During her arrest, Victoria Esperanza Salazar Arriaza was murdered by elements of the municipal public security forces. After her death, fractures were found on the first and second vertebrae of her spine, a fact that not only indicates the excessive use of physical force to which she was subjected, but also exposes the visible and invisible systematic violence experienced in Mexico. Violence brought about by immigration policies applied by the Military and the National Guard in the eleven border points of Mexican territory, thereby exacerbating racism and xenophobia on the part of the authorities at all three levels of government: municipal, state and federal. 

Victoria’s case is not isolated. Thousands of migrant women fleeing violence in their countries of origin paradoxically become victims of direct, structural, and symbolic violence in Mexican territory, making them a vulnerable group, making urgent the call for dignified care and respect for their human rights, in accordance with the law, as established in Article 1 of the Political Constitution of the United Mexican States and in various International Treaties signed and ratified by the Mexican State.
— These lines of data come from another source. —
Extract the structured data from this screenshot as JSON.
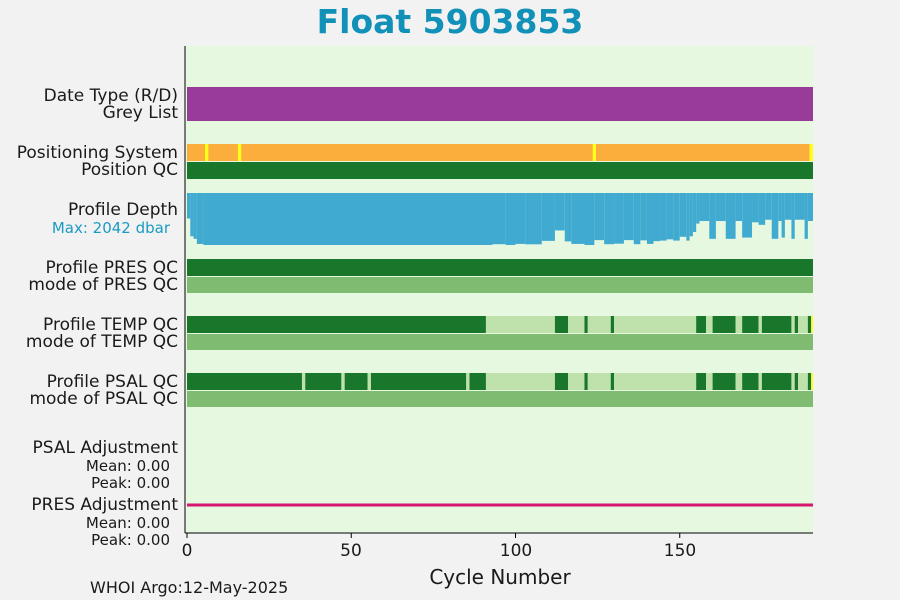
{
  "title": "Float 5903853",
  "footer": "WHOI Argo:12-May-2025",
  "colors": {
    "plot_bg": "#e6f8df",
    "purple": "#993b98",
    "orange": "#fbae3c",
    "yellow": "#ffff1a",
    "dark_green": "#18772a",
    "mid_green": "#7fbb70",
    "light_green": "#bfe1ac",
    "blue": "#40aad1",
    "magenta": "#d6156f"
  },
  "labels": {
    "date_type": "Date Type (R/D)",
    "grey_list": "Grey List",
    "positioning_system": "Positioning System",
    "position_qc": "Position QC",
    "profile_depth": "Profile Depth",
    "max_depth": "Max: 2042 dbar",
    "profile_pres_qc": "Profile PRES QC",
    "mode_pres_qc": "mode of PRES QC",
    "profile_temp_qc": "Profile TEMP QC",
    "mode_temp_qc": "mode of TEMP QC",
    "profile_psal_qc": "Profile PSAL QC",
    "mode_psal_qc": "mode of PSAL QC",
    "psal_adjustment": "PSAL Adjustment",
    "psal_mean": "Mean: 0.00",
    "psal_peak": "Peak: 0.00",
    "pres_adjustment": "PRES Adjustment",
    "pres_mean": "Mean: 0.00",
    "pres_peak": "Peak: 0.00"
  },
  "chart_data": {
    "type": "bar",
    "xlabel": "Cycle Number",
    "xlim": [
      -0.5,
      191
    ],
    "xticks": [
      0,
      50,
      100,
      150
    ],
    "tick_labels": [
      "0",
      "50",
      "100",
      "150"
    ],
    "rows": {
      "date_type": [
        {
          "from": 0,
          "to": 191,
          "color": "purple"
        }
      ],
      "positioning_system": [
        {
          "from": 0,
          "to": 191,
          "color": "orange"
        },
        {
          "from": 5.5,
          "to": 6.5,
          "color": "yellow"
        },
        {
          "from": 15.5,
          "to": 16.5,
          "color": "yellow"
        },
        {
          "from": 123.5,
          "to": 124.5,
          "color": "yellow"
        },
        {
          "from": 189.5,
          "to": 191,
          "color": "yellow"
        }
      ],
      "position_qc": [
        {
          "from": 0,
          "to": 191,
          "color": "dark_green"
        }
      ],
      "profile_pres_qc": [
        {
          "from": 0,
          "to": 191,
          "color": "dark_green"
        }
      ],
      "mode_pres_qc": [
        {
          "from": 0,
          "to": 191,
          "color": "mid_green"
        }
      ],
      "profile_temp_qc": [
        {
          "from": 0,
          "to": 91,
          "color": "dark_green"
        },
        {
          "from": 91,
          "to": 112,
          "color": "light_green"
        },
        {
          "from": 112,
          "to": 116,
          "color": "dark_green"
        },
        {
          "from": 116,
          "to": 121,
          "color": "light_green"
        },
        {
          "from": 121,
          "to": 122,
          "color": "dark_green"
        },
        {
          "from": 122,
          "to": 129,
          "color": "light_green"
        },
        {
          "from": 129,
          "to": 130,
          "color": "dark_green"
        },
        {
          "from": 130,
          "to": 155,
          "color": "light_green"
        },
        {
          "from": 155,
          "to": 158,
          "color": "dark_green"
        },
        {
          "from": 158,
          "to": 160,
          "color": "light_green"
        },
        {
          "from": 160,
          "to": 167,
          "color": "dark_green"
        },
        {
          "from": 167,
          "to": 169,
          "color": "light_green"
        },
        {
          "from": 169,
          "to": 174,
          "color": "dark_green"
        },
        {
          "from": 174,
          "to": 175,
          "color": "light_green"
        },
        {
          "from": 175,
          "to": 184,
          "color": "dark_green"
        },
        {
          "from": 184,
          "to": 185,
          "color": "light_green"
        },
        {
          "from": 185,
          "to": 186,
          "color": "dark_green"
        },
        {
          "from": 186,
          "to": 189,
          "color": "light_green"
        },
        {
          "from": 189,
          "to": 190,
          "color": "dark_green"
        },
        {
          "from": 190,
          "to": 191,
          "color": "yellow"
        }
      ],
      "mode_temp_qc": [
        {
          "from": 0,
          "to": 191,
          "color": "mid_green"
        }
      ],
      "profile_psal_qc": [
        {
          "from": 0,
          "to": 35,
          "color": "dark_green"
        },
        {
          "from": 35,
          "to": 36,
          "color": "light_green"
        },
        {
          "from": 36,
          "to": 47,
          "color": "dark_green"
        },
        {
          "from": 47,
          "to": 48,
          "color": "light_green"
        },
        {
          "from": 48,
          "to": 55,
          "color": "dark_green"
        },
        {
          "from": 55,
          "to": 56,
          "color": "light_green"
        },
        {
          "from": 56,
          "to": 85,
          "color": "dark_green"
        },
        {
          "from": 85,
          "to": 86,
          "color": "light_green"
        },
        {
          "from": 86,
          "to": 91,
          "color": "dark_green"
        },
        {
          "from": 91,
          "to": 112,
          "color": "light_green"
        },
        {
          "from": 112,
          "to": 116,
          "color": "dark_green"
        },
        {
          "from": 116,
          "to": 121,
          "color": "light_green"
        },
        {
          "from": 121,
          "to": 122,
          "color": "dark_green"
        },
        {
          "from": 122,
          "to": 129,
          "color": "light_green"
        },
        {
          "from": 129,
          "to": 130,
          "color": "dark_green"
        },
        {
          "from": 130,
          "to": 155,
          "color": "light_green"
        },
        {
          "from": 155,
          "to": 158,
          "color": "dark_green"
        },
        {
          "from": 158,
          "to": 160,
          "color": "light_green"
        },
        {
          "from": 160,
          "to": 167,
          "color": "dark_green"
        },
        {
          "from": 167,
          "to": 169,
          "color": "light_green"
        },
        {
          "from": 169,
          "to": 174,
          "color": "dark_green"
        },
        {
          "from": 174,
          "to": 175,
          "color": "light_green"
        },
        {
          "from": 175,
          "to": 184,
          "color": "dark_green"
        },
        {
          "from": 184,
          "to": 185,
          "color": "light_green"
        },
        {
          "from": 185,
          "to": 186,
          "color": "dark_green"
        },
        {
          "from": 186,
          "to": 189,
          "color": "light_green"
        },
        {
          "from": 189,
          "to": 190,
          "color": "dark_green"
        },
        {
          "from": 190,
          "to": 191,
          "color": "yellow"
        }
      ],
      "mode_psal_qc": [
        {
          "from": 0,
          "to": 191,
          "color": "mid_green"
        }
      ],
      "pres_adjustment": [
        {
          "from": 0,
          "to": 191,
          "color": "magenta"
        }
      ]
    },
    "profile_depth": {
      "max_dbar": 2042,
      "depth_steps_dbar": [
        {
          "from": 0,
          "to": 1,
          "dbar": 1000
        },
        {
          "from": 1,
          "to": 2,
          "dbar": 1700
        },
        {
          "from": 2,
          "to": 3,
          "dbar": 1800
        },
        {
          "from": 3,
          "to": 5,
          "dbar": 2000
        },
        {
          "from": 5,
          "to": 93,
          "dbar": 2042
        },
        {
          "from": 93,
          "to": 97,
          "dbar": 2010
        },
        {
          "from": 97,
          "to": 100,
          "dbar": 2042
        },
        {
          "from": 100,
          "to": 103,
          "dbar": 2000
        },
        {
          "from": 103,
          "to": 108,
          "dbar": 2015
        },
        {
          "from": 108,
          "to": 112,
          "dbar": 1880
        },
        {
          "from": 112,
          "to": 115,
          "dbar": 1470
        },
        {
          "from": 115,
          "to": 117,
          "dbar": 1900
        },
        {
          "from": 117,
          "to": 121,
          "dbar": 2000
        },
        {
          "from": 121,
          "to": 124,
          "dbar": 2042
        },
        {
          "from": 124,
          "to": 127,
          "dbar": 1850
        },
        {
          "from": 127,
          "to": 130,
          "dbar": 2010
        },
        {
          "from": 130,
          "to": 133,
          "dbar": 1990
        },
        {
          "from": 133,
          "to": 136,
          "dbar": 1850
        },
        {
          "from": 136,
          "to": 138,
          "dbar": 2010
        },
        {
          "from": 138,
          "to": 140,
          "dbar": 1860
        },
        {
          "from": 140,
          "to": 142,
          "dbar": 2000
        },
        {
          "from": 142,
          "to": 144,
          "dbar": 1890
        },
        {
          "from": 144,
          "to": 146,
          "dbar": 1870
        },
        {
          "from": 146,
          "to": 148,
          "dbar": 1820
        },
        {
          "from": 148,
          "to": 150,
          "dbar": 1870
        },
        {
          "from": 150,
          "to": 152,
          "dbar": 1720
        },
        {
          "from": 152,
          "to": 153,
          "dbar": 1870
        },
        {
          "from": 153,
          "to": 154,
          "dbar": 1700
        },
        {
          "from": 154,
          "to": 155,
          "dbar": 1530
        },
        {
          "from": 155,
          "to": 156,
          "dbar": 1200
        },
        {
          "from": 156,
          "to": 159,
          "dbar": 1100
        },
        {
          "from": 159,
          "to": 161,
          "dbar": 1800
        },
        {
          "from": 161,
          "to": 164,
          "dbar": 1100
        },
        {
          "from": 164,
          "to": 167,
          "dbar": 1800
        },
        {
          "from": 167,
          "to": 169,
          "dbar": 1100
        },
        {
          "from": 169,
          "to": 172,
          "dbar": 1750
        },
        {
          "from": 172,
          "to": 174,
          "dbar": 1150
        },
        {
          "from": 174,
          "to": 176,
          "dbar": 1250
        },
        {
          "from": 176,
          "to": 178,
          "dbar": 1050
        },
        {
          "from": 178,
          "to": 180,
          "dbar": 1800
        },
        {
          "from": 180,
          "to": 181,
          "dbar": 1100
        },
        {
          "from": 181,
          "to": 182,
          "dbar": 1750
        },
        {
          "from": 182,
          "to": 184,
          "dbar": 1050
        },
        {
          "from": 184,
          "to": 185,
          "dbar": 1800
        },
        {
          "from": 185,
          "to": 188,
          "dbar": 1050
        },
        {
          "from": 188,
          "to": 189,
          "dbar": 1800
        },
        {
          "from": 189,
          "to": 191,
          "dbar": 1100
        }
      ]
    }
  }
}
With this in mind, we reject this femicide, which is fraught with xenophobia, racism and discrimination on the part of the police authorities. Migrants are not criminals, they are not a criminal threat; but in cases such as this one, they are victims of corrupt police and local governments. We join the call by her relatives in demanding justice — zero tolerance for impunity in this case, which has drawn attention and been publicized on social networks.

We demand from the Mexican authorities at all three levels:

  1. Respect for the human rights of each and every migrant regardless of their immigration status.
  2. Policies aimed at preventing and eliminating all types of discrimination and xenophobia by the authorities.
  3. The intervention of the Consulate of El Salvador and Mexican authorities, to provide protection to the daughters of Victoria Esperanza Salazar Arriaza, exposed to physical and psychological violence, where the best interests of minors prevail.
  4. To the Attorney General of Quintana Roo, the correct handling of the investigation file, with respect for due process, as well as reparation for damages and non-repetition of the violation of the human rights of migrants.
  5. In conformity with the rule of law, we strongly urge that victims be offered adequate reparation, including compensation, rehabilitation, and satisfaction (including restitution of reputation and public recognition of the damage suffered).

Finally, as Franciscans, we commit ourselves to continue accompanying the journey of so many migrants, from where we serve as a “Samaritan” Church. Following the example of Saint Joseph, we will be guardians of those who are forced to migrate to other lands. We join the pain and indignation of the family, offering our prayer with tenderness and solidarity. These and so many other injustices challenge all of us who are disciples of Jesus, who seek to build a community as did Saint Francis and Saint Clare of Assisi.